One difficulty that all landscape photographers run into is that very often you'll find a good foreground subject with a very ho-hum sky. And nothing ruins a good landscape like a boring sky. If you happen to live near a particular scene and can return when the sky is more dramatic, that's fine. But what if you're traveling and find a really great scene but it has a boring sky?
Replacing the sky in a landscape is a pretty simple editing chore and even the most basic programs will let you do it. Even more fun, you can shoot the landscape part of the scene in one locale and the sky from somewhere else. In the scene here, the rock formation was shot in the Valley of the Gods in southern Utah and the sky was shot in Florida! Putting them together in Photoshop took me all of fiftteen minutes.
You really only need two things: a landscape scene that needs a new sky and a good shot of a colorful sky (just the sky, no foreground subjects).
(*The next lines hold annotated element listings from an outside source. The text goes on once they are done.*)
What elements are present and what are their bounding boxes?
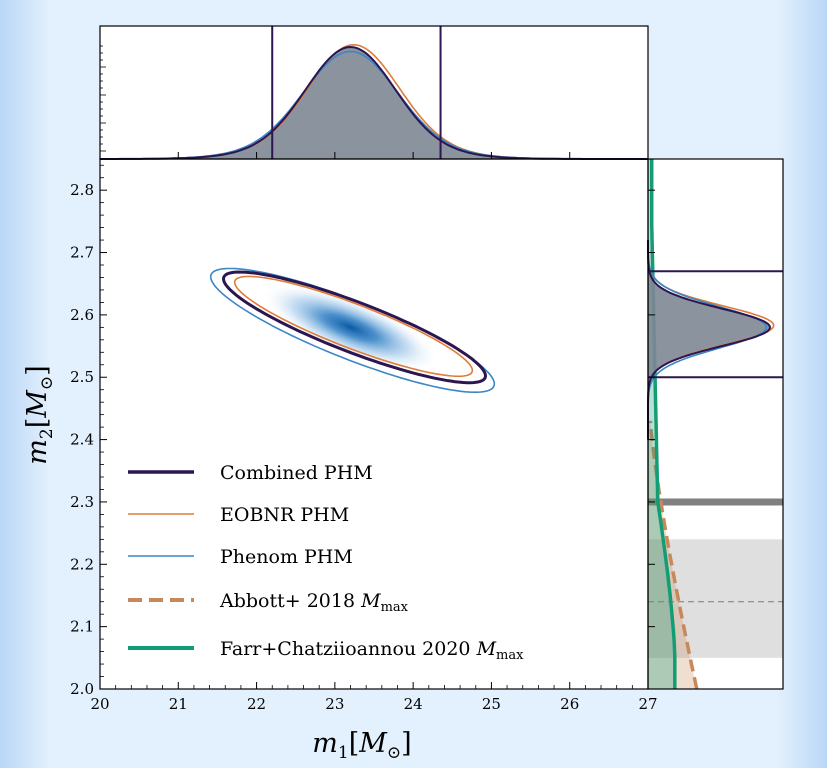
y-tick-label: 2.1 (70, 618, 94, 636)
legend-label-abbott: Abbott+ 2018 Mmax (219, 590, 409, 615)
farr-curve (649, 159, 677, 689)
y-tick-label: 2.2 (70, 555, 94, 573)
y-tick-label: 2.0 (70, 680, 94, 698)
y-tick-label: 2.5 (70, 368, 94, 386)
y-tick-label: 2.6 (70, 306, 94, 324)
x-tick-label: 25 (482, 695, 501, 713)
right-panel-frame (647, 158, 784, 690)
x-tick-label: 23 (325, 695, 344, 713)
contour-combined (221, 270, 488, 385)
legend-label-eobnr: EOBNR PHM (220, 504, 349, 526)
x-tick-label: 21 (169, 695, 188, 713)
legend: Combined PHM EOBNR PHM Phenom PHM Abbott… (128, 462, 524, 663)
y-tick-label: 2.4 (70, 431, 94, 449)
legend-label-phenom: Phenom PHM (220, 546, 353, 568)
m2-marginal-fill (648, 240, 770, 440)
y-axis-label: m2[M⊙] (22, 365, 57, 464)
x-tick-label: 20 (90, 695, 109, 713)
x-tick-label: 24 (404, 695, 423, 713)
y-tick-label: 2.3 (70, 493, 94, 511)
kde-density-blob (261, 283, 440, 372)
y-tick-label: 2.8 (70, 181, 94, 199)
x-axis-label: m1[M⊙] (312, 728, 411, 763)
legend-label-combined: Combined PHM (220, 462, 373, 484)
farr-fill (648, 159, 675, 689)
x-tick-label: 22 (247, 695, 266, 713)
m1-marginal-fill (100, 47, 648, 159)
legend-label-farr: Farr+Chatziioannou 2020 Mmax (220, 638, 524, 663)
y-tick-label: 2.7 (70, 244, 94, 262)
x-tick-label: 26 (560, 695, 579, 713)
x-tick-label: 27 (638, 695, 657, 713)
contour-eobnr (233, 275, 474, 378)
abbott-fill (648, 420, 697, 689)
To replace the sky you merely select the sky that you don't want using a selection tool (the "magic wand" in Photoshop and Photoshop Elements works best) and delete it. This works best if you have a very simple foreground/horizon shape, as I did with the rock formation. Then you open the shot of just the sky, use the "select all" command (Command A on a Mac, Control A on a PC), use the "copy" command to copy that sky and then use the "paste into" command to past the dramatic sky into the area where the blah sky was. It's much simpler to do than to describe and with a little playing and patience you'll be successful on your first attempts.
There is a very detailed step-by-step tutorial on my site. Start collecting sky shots when you see them (clouds, sunsets, etc.) and save them to give new life to your otherwise great landscapes.